C’eſt dans cette mauvaiſe rade, la ſeule proprement qui ſoit dans le golfe, qu’arrivent les objets deſtinés pour l’approviſionnement du Mexique. Les navires qui les y portent n’abordent pas ſucceſſivement. On les expédie de Cadix, en flotte, tous les deux, trois ou quatre ans, ſelon les beſoins & les circonſtances. Ce ſont communément douze à quatorze gros bâtimens marchands, eſcortés par deux vaiſſeaux de ligne, ou par un grand nombre ſi la tranquilité publique eſt troublée ou menacée.
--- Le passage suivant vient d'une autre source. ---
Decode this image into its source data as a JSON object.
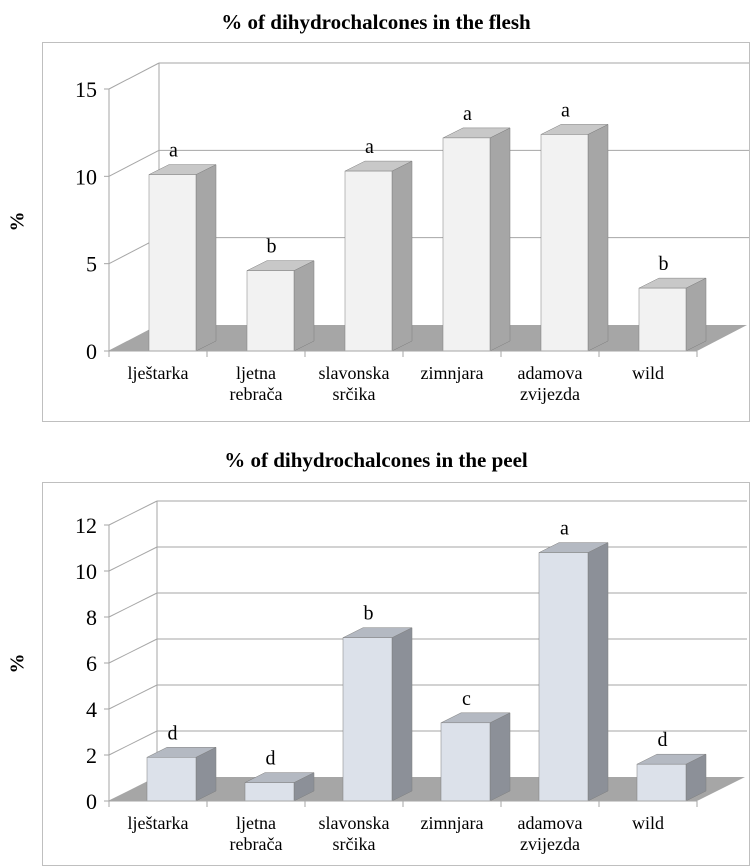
{
  "chart_data": [
    {
      "type": "bar",
      "title": "% of dihydrochalcones in the flesh",
      "ylabel": "%",
      "xlabel": "",
      "categories": [
        [
          "lještarka"
        ],
        [
          "ljetna",
          "rebrača"
        ],
        [
          "slavonska",
          "srčika"
        ],
        [
          "zimnjara"
        ],
        [
          "adamova",
          "zvijezda"
        ],
        [
          "wild"
        ]
      ],
      "values": [
        10.1,
        4.6,
        10.3,
        12.2,
        12.4,
        3.6
      ],
      "annotations": [
        "a",
        "b",
        "a",
        "a",
        "a",
        "b"
      ],
      "ylim": [
        0,
        15
      ],
      "yticks": [
        0,
        5,
        10,
        15
      ],
      "grid": true,
      "colors": {
        "front": "#f2f2f2",
        "side": "#a6a6a6",
        "top": "#c8c8c8",
        "floor": "#a6a6a6"
      }
    },
    {
      "type": "bar",
      "title": "% of dihydrochalcones in the peel",
      "ylabel": "%",
      "xlabel": "",
      "categories": [
        [
          "lještarka"
        ],
        [
          "ljetna",
          "rebrača"
        ],
        [
          "slavonska",
          "srčika"
        ],
        [
          "zimnjara"
        ],
        [
          "adamova",
          "zvijezda"
        ],
        [
          "wild"
        ]
      ],
      "values": [
        1.9,
        0.8,
        7.1,
        3.4,
        10.8,
        1.6
      ],
      "annotations": [
        "d",
        "d",
        "b",
        "c",
        "a",
        "d"
      ],
      "ylim": [
        0,
        12
      ],
      "yticks": [
        0,
        2,
        4,
        6,
        8,
        10,
        12
      ],
      "grid": true,
      "colors": {
        "front": "#dce1ea",
        "side": "#8c9098",
        "top": "#b4b9c2",
        "floor": "#a6a6a6"
      }
    }
  ]
}
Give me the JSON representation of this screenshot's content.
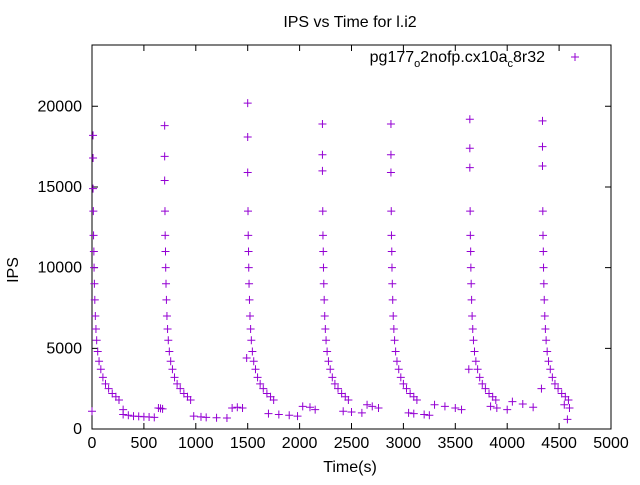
{
  "chart_data": {
    "type": "scatter",
    "title": "IPS vs Time for l.i2",
    "xlabel": "Time(s)",
    "ylabel": "IPS",
    "xlim": [
      0,
      5000
    ],
    "ylim": [
      0,
      23800
    ],
    "xticks": [
      0,
      500,
      1000,
      1500,
      2000,
      2500,
      3000,
      3500,
      4000,
      4500,
      5000
    ],
    "yticks": [
      0,
      5000,
      10000,
      15000,
      20000
    ],
    "grid": false,
    "legend_position": "top-right",
    "series": [
      {
        "name": "pg177o2nofp.cx10ac8r32",
        "legend_main": "pg177",
        "legend_sub1": "o",
        "legend_mid": "2nofp.cx10a",
        "legend_sub2": "c",
        "legend_end": "8r32",
        "color": "#9400d3",
        "marker": "plus",
        "cycles": [
          {
            "start": 10,
            "peaks": [
              18200,
              16800,
              14900
            ]
          },
          {
            "start": 700,
            "peaks": [
              18800,
              16900,
              15400
            ]
          },
          {
            "start": 1500,
            "peaks": [
              20200,
              18100,
              15900
            ]
          },
          {
            "start": 2220,
            "peaks": [
              18900,
              17000,
              16000
            ]
          },
          {
            "start": 2880,
            "peaks": [
              18900,
              17000,
              15900
            ]
          },
          {
            "start": 3640,
            "peaks": [
              19200,
              17400,
              16200
            ]
          },
          {
            "start": 4340,
            "peaks": [
              19100,
              17500,
              16300
            ]
          }
        ],
        "decay_offsets": [
          3,
          5,
          8,
          10,
          13,
          17,
          22,
          28,
          35,
          45,
          58,
          75,
          95,
          120,
          150,
          185,
          220,
          250
        ],
        "decay_values": [
          13500,
          12000,
          11000,
          10000,
          9000,
          8000,
          7000,
          6200,
          5500,
          4800,
          4200,
          3700,
          3200,
          2800,
          2500,
          2200,
          2000,
          1800
        ],
        "flat_points": [
          [
            0,
            1100
          ],
          [
            300,
            1200
          ],
          [
            300,
            900
          ],
          [
            350,
            850
          ],
          [
            400,
            800
          ],
          [
            450,
            780
          ],
          [
            500,
            760
          ],
          [
            550,
            740
          ],
          [
            600,
            720
          ],
          [
            640,
            1300
          ],
          [
            660,
            1280
          ],
          [
            680,
            1250
          ],
          [
            980,
            800
          ],
          [
            1050,
            750
          ],
          [
            1100,
            720
          ],
          [
            1200,
            700
          ],
          [
            1300,
            680
          ],
          [
            1350,
            1300
          ],
          [
            1400,
            1350
          ],
          [
            1450,
            1300
          ],
          [
            1700,
            950
          ],
          [
            1800,
            900
          ],
          [
            1900,
            850
          ],
          [
            1980,
            800
          ],
          [
            2030,
            1400
          ],
          [
            2100,
            1350
          ],
          [
            2150,
            1200
          ],
          [
            2420,
            1100
          ],
          [
            2500,
            1050
          ],
          [
            2600,
            1000
          ],
          [
            2650,
            1500
          ],
          [
            2700,
            1400
          ],
          [
            2760,
            1300
          ],
          [
            3050,
            1000
          ],
          [
            3100,
            950
          ],
          [
            3200,
            900
          ],
          [
            3250,
            850
          ],
          [
            3300,
            1500
          ],
          [
            3400,
            1400
          ],
          [
            3500,
            1300
          ],
          [
            3560,
            1200
          ],
          [
            3840,
            1400
          ],
          [
            3900,
            1300
          ],
          [
            4000,
            1200
          ],
          [
            4050,
            1700
          ],
          [
            4150,
            1550
          ],
          [
            4250,
            1350
          ],
          [
            4550,
            1500
          ],
          [
            4600,
            1300
          ],
          [
            4580,
            600
          ],
          [
            1490,
            4400
          ],
          [
            3630,
            3700
          ],
          [
            4330,
            2500
          ]
        ]
      }
    ]
  }
}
Pour prévenir les dangers que les ouragans leur feroient courir à l’atterrage, ils partent d’Eſpagne dans les mois de février ou de mai & de juin, prennent dans leur marche des rafraîchiſſemens à Porto-Rico, & arrivent, après ſoixante-dix ou quatre-vingts jours de navigation, à Vera-Crux, d’où leur chargement entier eſt porté à dos de mulet à Xalapa.

Dans cette ville, ſituée à douze lieues du port, adoſſée à une montagne, & commodément bâtie, ſe tient une foire que les anciens réglemens bornoient à ſix ſemaines, mais qui actuellement dure quatre mois, & que quelquefois on prolonge encore, à la prière des marchands Eſpagnols ou Mexicains. Lorſque les opérations de commerce ſont terminées, les métaux & les autres objets donnés par le Mexique en échange des productions & des marchandiſes de l’Europe, ſont envoyés à Vera-Crux, où ils ſont embarqués pour notre hémiſphère. Les ſaiſons pour les faire partir ne ſont pas toutes également favorables. Il ſeroit dangereux de mettre à la voile dans les mois d’août & de ſeptembre, & impoſſible de le faire en octobre & en novembre.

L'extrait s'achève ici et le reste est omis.